Insulin Regular
Binding:
Generic Name
Binding:
Mechanism
- Binding: *Insulin Regular* binds to the insulin receptor (α‑subunits) on target cells (liver, muscle, adipose).
- Signal transduction: Receptor autophosphorylation activates the intrinsic tyrosine‑kinase activity → phosphorylation of IRS‑1, PI3K pathway.
- Metabolic effects:
- ↑ glucose uptake via GLUT‑4 translocation (muscle/ adipose).
- ↓ hepatic gluconeogenesis and glycogenolysis.
- ↑ glycogenesis and ↑ lipogenesis.
- Duration: Onset ~30 min (IV); peak 1–2 h; duration 4–6 h (short‑acting).
Pharmacokinetics
- Administration routes: Subcutaneous, intravenous (bolus or infusion).
- Onset:
- IV: ≤30 min (rapid).
- SC: 30–60 min (slow).
- Peak concentration: 1–2 h (IV) / 2–6 h (SC).
- Elimination: Insulin is degraded by peptidases (neprilysin, insulin‑receptor kinase); half‑life ≈30 min IV, 5–6 h SC.
- Protein binding: <10 %; unaffected by renal/hepatic impairment.
Indications
- Type 1 Diabetes Mellitus – basal‑bolus regimens.
- Type 2 Diabetes Mellitus – as part of mixed/long‑acting insulin combos or rapid titration.
- Diabetic ketoacidosis – IV insulin infusion.
- Hyperglycaemia in pregnancy – when rapid control needed.
- Pre‑operative glucose control in peri‑operative settings.
Contraindications
- Contraindicated:
- Hypoglycaemia (current or recent).
- Known hypersensitivity to bovine insulin or excipients.
- Warnings:
- Hypoglycaemia – requires frequent monitoring; adjust dose if glucose <70 mg/dL.
‑ Hypersensitivity reaction – anaphylactoid responses reported.
‑ Hyperkalemia risk in renal disease (insulin drives K⁺ into cells).
• Non‑diabetic hyperglycaemia – use cautiously; monitor renal function.
Dosing
- Initial dose (IV infusion): 0.15–0.2 U/kg/hr (2 U/h for 70 kg patient).
- SC dosing:
- Children < 10 y: 0.5–1 U/kg/day (split 1/4‑1/2‑1/4).
- Adults: 0.5–1 U/kg/day (split ¼‑½‑¼).
- Titration: Adjust by 2–4 U twice daily based on 4‑hour post‑meal glucose.
- Short‑acting infusion: 0.1–0.25 U/kg/h; target glucose 100–180 mg/dL.
- Storage: Refrigerated (2–8 °C) if used before reconstitution; after reconstitution, keep at 4–8 °C, discard after 28 d.
Adverse Effects
- Common:
- Hypoglycaemia (most frequent).
- Injection‑site reactions: erythema, edema, lipodystrophy.
- Minor nausea/vomiting (rare).
- Serious:
- Severe hypoglycaemia/neurologic sequelae.
- Anaphylaxis (rare).
- Hypokalemia/arrhythmias secondary to insulin‑induced K⁺ shift (especially in renal failure).
- Accumulation in hepatic/renal dysfunction → prolonged hypoglycaemia.
Monitoring
- Blood glucose: Capillary BG 4–6 h post‑dose; continuous glucose monitoring if available.

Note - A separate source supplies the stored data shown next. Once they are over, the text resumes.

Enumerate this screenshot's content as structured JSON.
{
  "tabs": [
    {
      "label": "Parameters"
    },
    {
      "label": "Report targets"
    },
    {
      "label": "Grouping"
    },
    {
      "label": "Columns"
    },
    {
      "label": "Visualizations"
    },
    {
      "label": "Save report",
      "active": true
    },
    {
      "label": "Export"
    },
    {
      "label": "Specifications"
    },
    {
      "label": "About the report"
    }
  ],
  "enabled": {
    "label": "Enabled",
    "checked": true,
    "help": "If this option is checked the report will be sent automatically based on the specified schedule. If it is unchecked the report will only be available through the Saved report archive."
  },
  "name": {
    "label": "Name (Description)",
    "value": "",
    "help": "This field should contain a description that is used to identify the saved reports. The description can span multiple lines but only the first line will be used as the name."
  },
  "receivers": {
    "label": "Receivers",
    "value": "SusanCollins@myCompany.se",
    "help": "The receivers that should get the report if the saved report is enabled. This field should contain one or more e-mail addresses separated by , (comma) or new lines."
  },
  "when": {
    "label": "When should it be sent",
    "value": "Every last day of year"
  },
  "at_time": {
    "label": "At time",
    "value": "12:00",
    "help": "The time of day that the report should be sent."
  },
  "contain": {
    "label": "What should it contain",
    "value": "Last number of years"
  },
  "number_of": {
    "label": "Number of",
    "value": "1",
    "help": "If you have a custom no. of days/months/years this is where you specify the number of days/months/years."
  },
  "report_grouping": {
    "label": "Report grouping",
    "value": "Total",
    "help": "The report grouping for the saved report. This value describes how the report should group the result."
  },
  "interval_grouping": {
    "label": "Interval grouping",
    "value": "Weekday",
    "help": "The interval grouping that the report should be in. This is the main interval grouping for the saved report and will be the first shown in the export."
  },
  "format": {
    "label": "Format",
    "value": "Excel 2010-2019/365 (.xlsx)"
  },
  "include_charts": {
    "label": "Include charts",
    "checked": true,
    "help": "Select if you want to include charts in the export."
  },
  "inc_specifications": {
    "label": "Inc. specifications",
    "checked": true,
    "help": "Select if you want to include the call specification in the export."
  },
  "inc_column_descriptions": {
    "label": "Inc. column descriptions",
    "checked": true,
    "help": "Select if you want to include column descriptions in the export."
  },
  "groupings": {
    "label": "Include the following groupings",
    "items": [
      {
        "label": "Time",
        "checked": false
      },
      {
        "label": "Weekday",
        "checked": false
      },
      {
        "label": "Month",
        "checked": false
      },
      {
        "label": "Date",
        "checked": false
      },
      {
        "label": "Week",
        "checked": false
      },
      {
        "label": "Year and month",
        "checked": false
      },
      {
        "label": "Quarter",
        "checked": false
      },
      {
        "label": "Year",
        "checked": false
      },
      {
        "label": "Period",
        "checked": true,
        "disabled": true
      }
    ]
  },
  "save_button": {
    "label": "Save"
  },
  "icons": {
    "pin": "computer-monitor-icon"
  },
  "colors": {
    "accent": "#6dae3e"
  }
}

- Serum potassium: Daily if on high‑dose insulin or renal impairment.
- A1C: Every 3 months to assess long‑term control.
- Weight/BMI: Weight gain may indicate excessive dosing.
- Liver & kidney panels: Baseline & periodically for high‑dose therapy.
Clinical Pearls
- Rapid‑acting substitution: Regular insulin can serve as a “bridge” before long‑acting analogs are available for titration.
- Injection‑site rotation: Use 3 cm away from previous site; avoid lipohypertrophy that blunts absorption.
- Bolus‑in‑to‑bolus titration: In DKA, add 10 U bolus if BG >400 mg/dL before starting infusion.
- Avoid food after IV insulin: Causes rapid hypoglycaemia; schedule meals 2–3 h after infusion start.
- Syringe vs. pen: Pens deliver precise 0.1 U increments; syringes may lead to dosing error; prefer pens for outpatient basal‑bolus regimens.
- Switching between species: Bovine insulin reacts with bovine antibody; consider human‑derived analog when prolonged use is intended.
- In pregnancy, use low‑dose, timed basal for strict glucose targets (70–110 mg/dL).
> Key takeaway: *Insulin Regular* remains the cornerstone for rapid glucose control but requires vigilant glucose monitoring, proper injection technique, and dosage adjustments tailored to renal/hepatic status to avoid hypoglycaemia and other serious AEs.